Sussidio Quaresima-Pasqua 2014 - Missioni - 4 maggio - III Domenica di Pasqua 
4 maggio - III Domenica di Pasqua   versione testuale
«Rimani con noi, ormai è sera e la notte è vicina»
Il brano del vangelo descrive un cammino di uomini che, “dalle tenebre vengono guidati alla luce”: quasi a far notare questo passaggio, l'evangelista Luca pone sulle labbra dei due discepoli prima delusi e poi confortati dallo straniero, questa richiesta: «Rimani con noi, ormai è sera e la notte è vicina». La situazione a questo punto sembra sospesa: l'amarezza dei discepoli sembra ormai sciolta, mitigata dalla sapienza scritturistica del viandante che, spiegando ciò che si riferisce al Cristo, ha offerto la luce che mai si spegne, in coloro che cercano Dio con
vero desiderio...
Per capire Gesù, occorre accogliere la sua Parola, ma per fare l'esperienza della Chiesa che vive del Risorto, è importante stare insieme nel nome di Gesù, cioè nel volersi bene e nel camminare insieme, nel perdonarsi e nel chiedere perdono. La presenza di Gesù è riconosciuta nel gesto dello spezzare il pane: così si rivela ai loro occhi. La «frazione del pane» era il nome che i primi cristiani davano all'Eucaristia: è un segno semplice e famigliare, ma d'ora in avanti è il dono del Risorto che riconosciamo mentre ripetiamo le parole del Battista: “Ecco l'Agnello di Dio che porta su di sé il peccato del mondo”.

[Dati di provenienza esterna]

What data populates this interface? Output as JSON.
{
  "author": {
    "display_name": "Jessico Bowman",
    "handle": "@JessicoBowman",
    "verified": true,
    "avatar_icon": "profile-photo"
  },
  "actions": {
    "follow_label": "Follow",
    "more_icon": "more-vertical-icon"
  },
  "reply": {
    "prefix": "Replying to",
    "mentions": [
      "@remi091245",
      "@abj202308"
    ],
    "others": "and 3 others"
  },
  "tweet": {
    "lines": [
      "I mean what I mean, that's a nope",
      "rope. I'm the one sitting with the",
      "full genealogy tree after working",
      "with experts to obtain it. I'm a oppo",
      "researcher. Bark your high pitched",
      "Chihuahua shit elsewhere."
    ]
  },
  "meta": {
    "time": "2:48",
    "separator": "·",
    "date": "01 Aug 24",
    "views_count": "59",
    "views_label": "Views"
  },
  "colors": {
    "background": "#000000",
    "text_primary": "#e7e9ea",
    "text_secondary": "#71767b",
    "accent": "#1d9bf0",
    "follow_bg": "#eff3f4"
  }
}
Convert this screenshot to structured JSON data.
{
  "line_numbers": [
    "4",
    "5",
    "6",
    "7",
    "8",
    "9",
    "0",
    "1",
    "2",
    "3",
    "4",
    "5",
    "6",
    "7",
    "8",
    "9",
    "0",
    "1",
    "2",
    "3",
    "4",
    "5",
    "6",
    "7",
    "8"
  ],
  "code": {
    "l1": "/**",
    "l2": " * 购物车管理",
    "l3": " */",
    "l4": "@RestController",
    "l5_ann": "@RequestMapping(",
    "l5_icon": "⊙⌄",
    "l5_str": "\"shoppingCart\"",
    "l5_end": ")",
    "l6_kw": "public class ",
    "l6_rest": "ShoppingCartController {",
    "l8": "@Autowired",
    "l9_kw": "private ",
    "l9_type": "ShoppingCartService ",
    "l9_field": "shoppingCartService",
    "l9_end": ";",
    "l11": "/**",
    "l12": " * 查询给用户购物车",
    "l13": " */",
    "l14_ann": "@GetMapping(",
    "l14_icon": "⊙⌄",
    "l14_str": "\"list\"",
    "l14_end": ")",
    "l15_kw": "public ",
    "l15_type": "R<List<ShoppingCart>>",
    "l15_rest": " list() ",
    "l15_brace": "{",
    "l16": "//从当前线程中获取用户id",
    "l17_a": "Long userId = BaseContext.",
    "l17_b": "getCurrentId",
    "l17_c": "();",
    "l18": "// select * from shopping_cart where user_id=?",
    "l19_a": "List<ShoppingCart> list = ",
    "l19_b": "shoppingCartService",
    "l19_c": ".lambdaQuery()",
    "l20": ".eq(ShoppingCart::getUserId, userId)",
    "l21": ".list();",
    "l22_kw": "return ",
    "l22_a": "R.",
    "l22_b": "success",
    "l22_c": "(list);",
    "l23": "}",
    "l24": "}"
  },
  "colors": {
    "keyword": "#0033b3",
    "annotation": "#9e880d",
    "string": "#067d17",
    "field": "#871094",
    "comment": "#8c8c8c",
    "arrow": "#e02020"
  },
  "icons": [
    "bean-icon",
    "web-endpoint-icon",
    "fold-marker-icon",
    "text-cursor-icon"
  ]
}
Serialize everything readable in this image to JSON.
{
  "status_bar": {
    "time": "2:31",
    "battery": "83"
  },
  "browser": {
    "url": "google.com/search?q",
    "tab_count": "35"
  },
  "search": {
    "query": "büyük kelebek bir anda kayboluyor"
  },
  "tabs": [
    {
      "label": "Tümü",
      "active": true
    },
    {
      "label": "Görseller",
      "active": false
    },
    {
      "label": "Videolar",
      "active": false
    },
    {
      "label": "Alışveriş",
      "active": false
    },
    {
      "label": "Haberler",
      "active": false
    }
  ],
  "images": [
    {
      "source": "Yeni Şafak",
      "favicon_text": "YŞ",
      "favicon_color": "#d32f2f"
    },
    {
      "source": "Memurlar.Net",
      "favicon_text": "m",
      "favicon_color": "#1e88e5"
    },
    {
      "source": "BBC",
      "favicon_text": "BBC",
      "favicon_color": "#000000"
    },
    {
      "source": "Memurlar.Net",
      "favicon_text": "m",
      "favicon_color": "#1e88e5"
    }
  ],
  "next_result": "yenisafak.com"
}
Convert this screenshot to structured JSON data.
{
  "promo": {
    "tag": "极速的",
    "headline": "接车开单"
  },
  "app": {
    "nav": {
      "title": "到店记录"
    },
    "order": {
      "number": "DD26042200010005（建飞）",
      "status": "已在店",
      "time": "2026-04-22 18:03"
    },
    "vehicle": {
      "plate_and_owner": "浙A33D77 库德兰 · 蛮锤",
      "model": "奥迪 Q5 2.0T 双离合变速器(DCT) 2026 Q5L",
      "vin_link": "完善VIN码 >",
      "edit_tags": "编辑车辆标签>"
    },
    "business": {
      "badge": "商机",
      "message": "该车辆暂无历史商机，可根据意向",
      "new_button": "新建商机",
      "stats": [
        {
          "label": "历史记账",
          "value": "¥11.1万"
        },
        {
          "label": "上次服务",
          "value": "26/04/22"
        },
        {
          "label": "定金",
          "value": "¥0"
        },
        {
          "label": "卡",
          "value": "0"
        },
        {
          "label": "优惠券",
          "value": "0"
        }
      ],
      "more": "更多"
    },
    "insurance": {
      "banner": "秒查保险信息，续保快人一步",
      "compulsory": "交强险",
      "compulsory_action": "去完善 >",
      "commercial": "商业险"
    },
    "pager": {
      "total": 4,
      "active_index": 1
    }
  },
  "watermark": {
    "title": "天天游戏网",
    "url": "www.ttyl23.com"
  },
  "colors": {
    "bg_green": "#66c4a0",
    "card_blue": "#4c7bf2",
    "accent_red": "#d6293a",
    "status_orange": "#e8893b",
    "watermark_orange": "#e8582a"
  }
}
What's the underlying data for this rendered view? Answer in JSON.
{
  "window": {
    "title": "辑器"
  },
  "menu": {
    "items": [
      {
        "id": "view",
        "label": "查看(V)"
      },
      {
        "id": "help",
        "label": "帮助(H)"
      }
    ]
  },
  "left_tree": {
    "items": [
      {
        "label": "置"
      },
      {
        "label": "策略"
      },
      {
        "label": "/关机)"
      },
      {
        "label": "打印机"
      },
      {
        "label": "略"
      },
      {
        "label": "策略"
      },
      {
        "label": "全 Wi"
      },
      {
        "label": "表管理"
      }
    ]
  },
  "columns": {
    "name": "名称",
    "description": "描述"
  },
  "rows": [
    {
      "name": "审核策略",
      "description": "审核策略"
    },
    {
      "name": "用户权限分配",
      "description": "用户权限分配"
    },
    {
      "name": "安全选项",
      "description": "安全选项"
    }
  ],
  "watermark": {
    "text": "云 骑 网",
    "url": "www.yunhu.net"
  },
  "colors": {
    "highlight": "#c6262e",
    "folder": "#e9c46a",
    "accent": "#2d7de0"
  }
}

«Non diciamo più che siamo “discepoli e missionari” – ci insegna papa Francesco (Evangelii Gaudium n. 120) – ma che siamo sempre “discepoli – missionari”». Se abbiamo veramente incontrato Cristo, l'amore di Cristo, non possiamo tacere di fronte ai fratelli. Missionari discepoli che vivono col cuore forgiato dalla Parola del vangelo: questi debbono essere tutti i cristiani... tanti oggi vivono ancora come se Dio non fosse vivo (...) stanno aspettando la testimonianza, l'annuncio dei missionari discepoli: perché esitiamo ad offrire la nostra testimonianza?
 
Testimonianza
 
Le tre giovani suore indiane di Obock ci attendono, come sempre, una volta alla settimana. Attendono l’eucaristia. Rendere grazie a Dio è il senso vero di ogni eucaristia. Sì, rendere grazie per questa vita che vivono qui, in pieno contesto musulmano. Venute tutte dal Kerala, sono a servizio di uomini, di donne, di bambini musulmani nell’ospedale, nell’insegnamento o nell’aiuto concreto ai nomadi e ai poverissimi villaggi più all’interno. Vita povera, sofferta, austera anche la loro, qui in Africa. Tutto un altro mondo questo, diverso dalle loro origini. E parlano indi, inglese, francese, afar, e…con quel sorriso sempre sule labbra, un’altra lingua ancora. Quella del cuore. Percorrere così più di duecento chilometri per celebrare l’eucaristia con un gruppo di cinque, sei o al massimo una quindicina di persone, valorizza il mio sacerdozio. La presenza del Signore, che si riconosce nella frazione del pane, le consola, le rafforza. Dopo aver condiviso le proprie energie e le loro qualità migliori per un popolo che non sin conosce molto. Non vive la nostra religione. E viene da tradizioni ancestrali ben lontane. Ma di cui ci si fa compagni di viaggio e che si ama. Proprio come sul cammino verso Emmaus quello straniero che si era aggiunto…Mi risuona ancora la raccomandazione di Timothy Radcliffe, domenicano: “Abbiamo bisogno di entrare in dialogo con altre culture, con altre religioni per trascendere i limiti della nostra identità europea. E diventare pienamente cattolici”. E, infatti, qui è il dialogo della vita, bello ed esigente. Del vivere insieme, seppure differenti, e del farsi dono.